Mittendrin: Österreichs Spezialist für die langen Distanzen, Ludwig Malter. Der Salzburger zeigte sich von der Veranstaltung begeistert: „Es war ein super Event! Durch und durch optimal organisiert. Es wurde auf alles geachtet und speziell für uns Rollstuhlleichtathleten alles getan, damit wir unseren Wettkampf in der besten Verfassung absolvieren konnten. Umso toller war es, ins Stadion zu kommen und die tausenden Zuschauer jubeln und klatschen zu hören.

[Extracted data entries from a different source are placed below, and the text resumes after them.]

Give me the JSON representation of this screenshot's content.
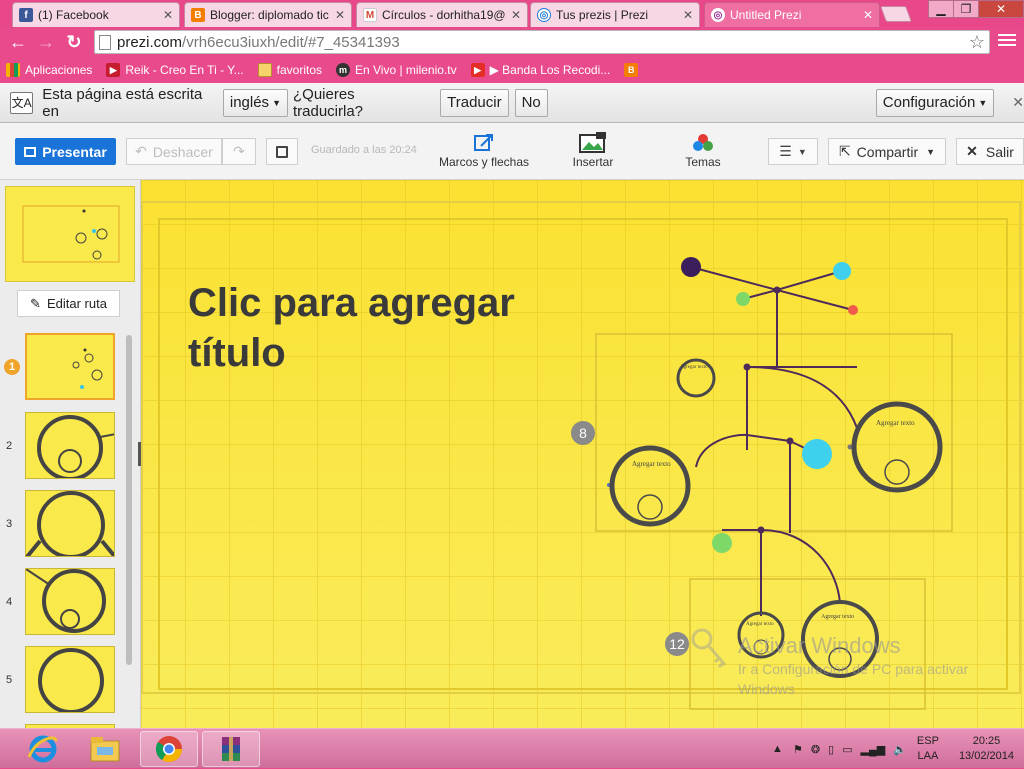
{
  "browser": {
    "tabs": [
      {
        "label": "(1) Facebook",
        "favicon": "facebook-icon",
        "color": "#3b5998",
        "glyph": "f"
      },
      {
        "label": "Blogger: diplomado tic",
        "favicon": "blogger-icon",
        "color": "#f57d00",
        "glyph": "B"
      },
      {
        "label": "Círculos - dorhitha19@",
        "favicon": "gmail-icon",
        "color": "#d14836",
        "glyph": "M"
      },
      {
        "label": "Tus prezis | Prezi",
        "favicon": "prezi-icon",
        "color": "#1f7ad3",
        "glyph": "◎"
      },
      {
        "label": "Untitled Prezi",
        "favicon": "prezi-icon",
        "color": "#9a2b9a",
        "glyph": "◎"
      }
    ],
    "url_host": "prezi.com",
    "url_path": "/vrh6ecu3iuxh/edit/#7_45341393",
    "bookmarks": [
      {
        "label": "Aplicaciones",
        "icon": "apps-grid-icon"
      },
      {
        "label": "Reik - Creo En Ti - Y...",
        "icon": "bookmark-icon"
      },
      {
        "label": "favoritos",
        "icon": "folder-icon"
      },
      {
        "label": "En Vivo | milenio.tv",
        "icon": "milenio-icon"
      },
      {
        "label": "▶ Banda Los Recodi...",
        "icon": "youtube-icon"
      },
      {
        "label": "",
        "icon": "blogger-icon"
      }
    ]
  },
  "translate": {
    "prefix": "Esta página está escrita en",
    "language": "inglés",
    "question": "¿Quieres traducirla?",
    "translate_btn": "Traducir",
    "no_btn": "No",
    "config_btn": "Configuración"
  },
  "prezi": {
    "present": "Presentar",
    "undo": "Deshacer",
    "saved": "Guardado a las 20:24",
    "frames": "Marcos y flechas",
    "insert": "Insertar",
    "themes": "Temas",
    "share": "Compartir",
    "exit": "Salir",
    "edit_path": "Editar ruta",
    "slides": [
      "1",
      "2",
      "3",
      "4",
      "5"
    ],
    "title": "Clic para agregar título",
    "badges": [
      "8",
      "12"
    ],
    "circle_text": "Agregar texto",
    "colors": {
      "background": "#fae94a",
      "accent": "#1a73d8",
      "circle": "#4a4a4a",
      "line": "#4d2a5a"
    }
  },
  "watermark": {
    "line1": "Activar Windows",
    "line2": "Ir a Configuración de PC para activar",
    "line3": "Windows"
  },
  "taskbar": {
    "lang1": "ESP",
    "lang2": "LAA",
    "time": "20:25",
    "date": "13/02/2014"
  }
}
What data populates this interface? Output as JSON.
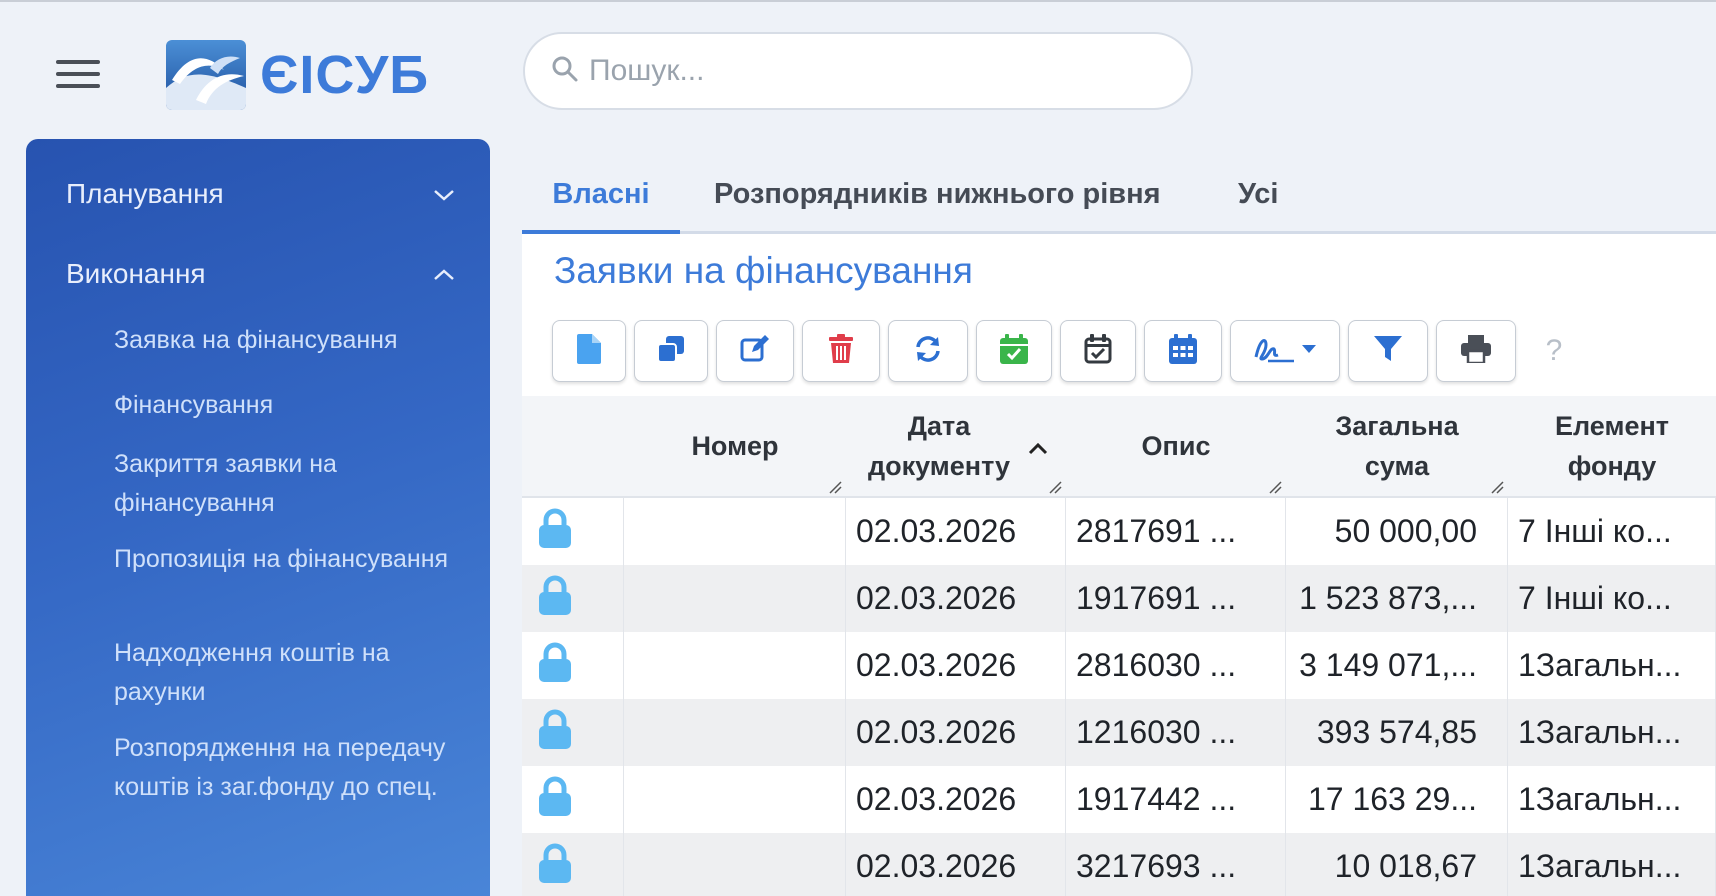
{
  "app": {
    "logo_text": "ЄІСУБ"
  },
  "search": {
    "placeholder": "Пошук..."
  },
  "sidebar": {
    "sections": [
      {
        "label": "Планування",
        "expanded": false
      },
      {
        "label": "Виконання",
        "expanded": true
      }
    ],
    "items": [
      "Заявка на фінансування",
      "Фінансування",
      "Закриття заявки на фінансування",
      "Пропозиція на фінансування",
      "Надходження коштів на рахунки",
      "Розпорядження на передачу коштів із заг.фонду до спец."
    ]
  },
  "tabs": [
    {
      "label": "Власні",
      "active": true
    },
    {
      "label": "Розпорядників нижнього рівня",
      "active": false
    },
    {
      "label": "Усі",
      "active": false
    }
  ],
  "page": {
    "title": "Заявки на фінансування"
  },
  "toolbar": {
    "buttons": [
      {
        "icon": "new-document-icon",
        "color": "#4aa3f0"
      },
      {
        "icon": "copy-icon",
        "color": "#2c6fd1"
      },
      {
        "icon": "edit-icon",
        "color": "#2c6fd1"
      },
      {
        "icon": "trash-icon",
        "color": "#e03d4a"
      },
      {
        "icon": "refresh-icon",
        "color": "#2c6fd1"
      },
      {
        "icon": "calendar-check-icon",
        "color": "#3ab54a"
      },
      {
        "icon": "calendar-check-outline-icon",
        "color": "#343a40"
      },
      {
        "icon": "calendar-grid-icon",
        "color": "#2c6fd1"
      },
      {
        "icon": "signature-icon",
        "color": "#2c6fd1"
      },
      {
        "icon": "filter-icon",
        "color": "#2c6fd1"
      },
      {
        "icon": "print-icon",
        "color": "#4a4f57"
      },
      {
        "icon": "help-icon",
        "label": "?"
      }
    ]
  },
  "table": {
    "headers": [
      {
        "label": ""
      },
      {
        "label": "Номер"
      },
      {
        "label": "Дата документу",
        "sorted": "asc"
      },
      {
        "label": "Опис"
      },
      {
        "label": "Загальна сума"
      },
      {
        "label": "Елемент фонду"
      }
    ],
    "rows": [
      {
        "locked": true,
        "number": "",
        "date": "02.03.2026",
        "description": "2817691 ...",
        "amount": "50 000,00",
        "fund": "7 Інші ко..."
      },
      {
        "locked": true,
        "number": "",
        "date": "02.03.2026",
        "description": "1917691 ...",
        "amount": "1 523 873,...",
        "fund": "7 Інші ко..."
      },
      {
        "locked": true,
        "number": "",
        "date": "02.03.2026",
        "description": "2816030 ...",
        "amount": "3 149 071,...",
        "fund": "1Загальн..."
      },
      {
        "locked": true,
        "number": "",
        "date": "02.03.2026",
        "description": "1216030 ...",
        "amount": "393 574,85",
        "fund": "1Загальн..."
      },
      {
        "locked": true,
        "number": "",
        "date": "02.03.2026",
        "description": "1917442 ...",
        "amount": "17 163 29...",
        "fund": "1Загальн..."
      },
      {
        "locked": true,
        "number": "",
        "date": "02.03.2026",
        "description": "3217693 ...",
        "amount": "10 018,67",
        "fund": "1Загальн..."
      }
    ]
  },
  "colors": {
    "accent": "#3d7bd9",
    "lock": "#5cb8f2",
    "sidebar_top": "#2753b0",
    "sidebar_bottom": "#4a86d8"
  }
}
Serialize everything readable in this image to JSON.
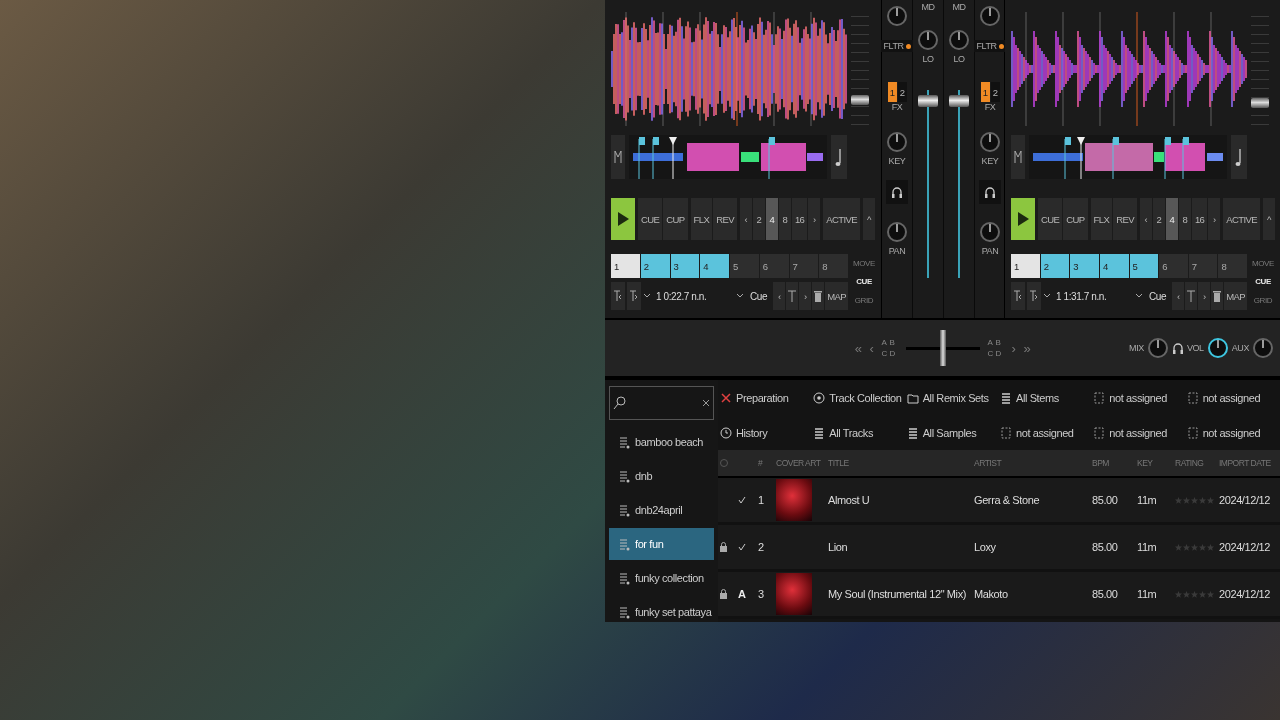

Die Atmosphäre war unglaublich und gab einen zusätzlichen Energieschub. Es freut mich sehr, dass wir unseren Sport auf dieser Bühne so gut präsentieren konnten.“
Malter bewies in London, dass er mit der internationalen Elite mithalten kann und seine Einladung absolut verdient war. Mit einer Zeit von 3:00,61 Minuten blieb er nur knapp eine Sekunde hinter Sieger Marcel Hug und belegte den sechsten Platz: “Es war ein taktisches Rennen, bei dem die richtige Positionierung und das Timing für die Attacken entscheidend waren. Am Ende kam es auf den Zielsprint an, der bei den meisten von uns nur wenige Zehntelsekunden Unterschied ausmachte. Ich bin mit meinem sechsten Platz und meiner persönlichen Leistung sehr zufrieden”, analysiert Malter.
Sein Fazit fällt eindeutig aus: “Alles in allem war es ein großartiges Erlebnis für mich. Vor so einem großen Publikum zu performen, war eine tolle Erfahrung. Ich freue mich, wenn es in Zukunft noch einmal die Möglichkeit gibt, in London an den Start zu gehen.”